Climate change is expected to create 200 million environmental refugees by 2050. The UN estimates that millions of people, particularly those living in developing countries, will lose their land and homes because of increased water levels, desertification, and food scarcity caused by degradation of agricultural land.
For these migrants, easy movement will be fundamental as they attempt to resettle in new and unfamiliar lands. This means they’ll need shelter that’s functional and easy to carry, and that’s where these amazing tents come in.
Award-winning designer and architect Abeer Seikaly came up with an innovative tent design that’s lightweight, portable, and flexible for a project she calls Weaving a Home. The huts are made with a special woven fabric that can adapt to cold or hot climates, collect clean water, and store solar energy.
The double-layered cover can seal up to provide warmth in rainy or snowy weather, or open up to provide ventilation when it’s warm.
The outer layer has tubes with thermal properties that can absorb sun light and convert it into usable electricity that’s stored in a battery and can power small appliances.
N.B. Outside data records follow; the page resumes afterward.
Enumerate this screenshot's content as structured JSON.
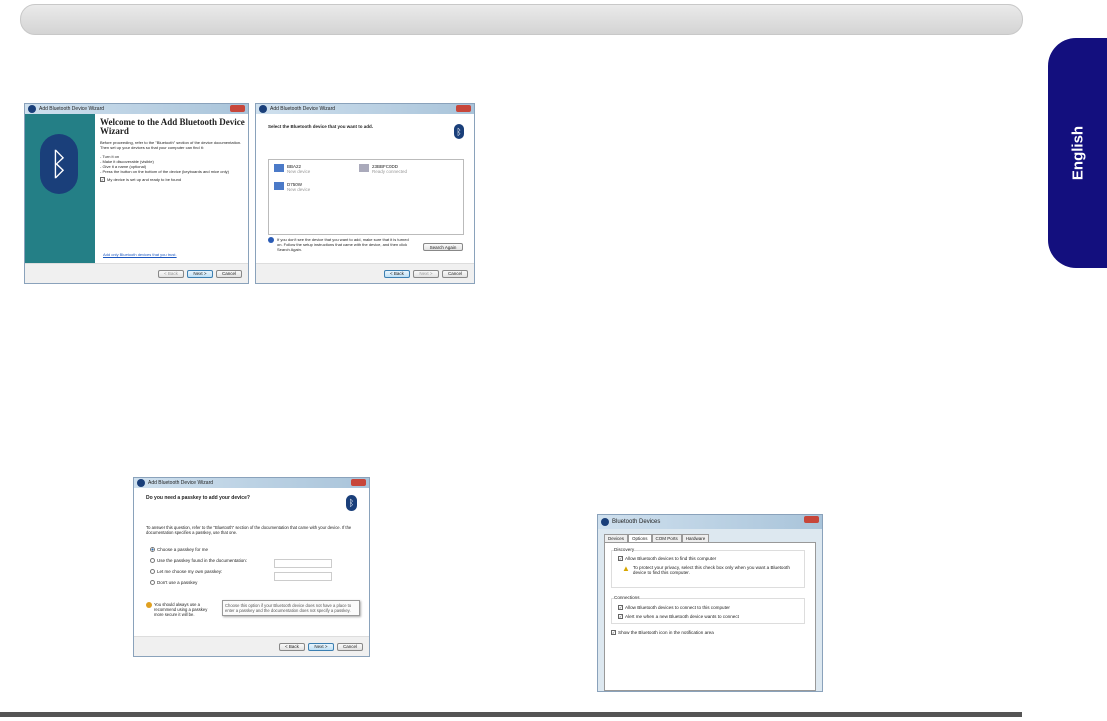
{
  "side_tab": "English",
  "wizard1": {
    "title": "Add Bluetooth Device Wizard",
    "heading": "Welcome to the Add Bluetooth Device Wizard",
    "intro": "Before proceeding, refer to the \"Bluetooth\" section of the device documentation. Then set up your devices so that your computer can find it:",
    "steps": [
      "- Turn it on",
      "- Make it discoverable (visible)",
      "- Give it a name (optional)",
      "- Press the button on the bottom of the device (keyboards and mice only)"
    ],
    "checkbox": "My device is set up and ready to be found",
    "link": "Add only Bluetooth devices that you trust.",
    "back": "< Back",
    "next": "Next >",
    "cancel": "Cancel"
  },
  "wizard2": {
    "title": "Add Bluetooth Device Wizard",
    "heading": "Select the Bluetooth device that you want to add.",
    "devices": [
      {
        "name": "BBA22",
        "status": "New device"
      },
      {
        "name": "23BBFC0DD",
        "status": "Ready connected"
      },
      {
        "name": "D750W",
        "status": "New device"
      }
    ],
    "info": "If you don't see the device that you want to add, make sure that it is turned on. Follow the setup instructions that came with the device, and then click Search Again.",
    "search_again": "Search Again",
    "back": "< Back",
    "next": "Next >",
    "cancel": "Cancel"
  },
  "wizard3": {
    "title": "Add Bluetooth Device Wizard",
    "heading": "Do you need a passkey to add your device?",
    "intro": "To answer this question, refer to the \"Bluetooth\" section of the documentation that came with your device. If the documentation specifies a passkey, use that one.",
    "options": [
      "Choose a passkey for me",
      "Use the passkey found in the documentation:",
      "Let me choose my own passkey:",
      "Don't use a passkey"
    ],
    "warning": "You should always use a passkey, unless your device does not support one. We recommend using a passkey that is 8 to 16 digits long. The longer the passkey, the more secure it will be.",
    "warning_visible_1": "You should always use a",
    "warning_visible_2": "recommend using a passkey",
    "warning_visible_3": "more secure it will be.",
    "tooltip": "Choose this option if your Bluetooth device does not have a place to enter a passkey and the documentation does not specify a passkey.",
    "back": "< Back",
    "next": "Next >",
    "cancel": "Cancel"
  },
  "bt_devices": {
    "title": "Bluetooth Devices",
    "tabs": [
      "Devices",
      "Options",
      "COM Ports",
      "Hardware"
    ],
    "discovery": "Discovery",
    "allow_find": "Allow Bluetooth devices to find this computer",
    "privacy": "To protect your privacy, select this check box only when you want a Bluetooth device to find this computer.",
    "connections": "Connections",
    "allow_connect": "Allow Bluetooth devices to connect to this computer",
    "alert": "Alert me when a new Bluetooth device wants to connect",
    "show_icon": "Show the Bluetooth icon in the notification area"
  }
}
The tent also collects water in a storage tank at the top using a thermosiphoning system. Energy collected from the sun can be used to warm the water, allowing the luxury of quick hot showers.
Seikaly was inspired by the form and function of things found in nature as well as traditional basket weaving techniques to come up with a design that “blurs the distinction between structure and fabric.”
“[The] design is supposed to give form to a gap in people’s needs. This lightweight, mobile, structural fabric could potentially close the gap between need and desire as people metaphorically weave their lives back together, physically weaving their built environment into a place both new and familiar, transient and rooted, private and connected,” Seikaly writes on her website.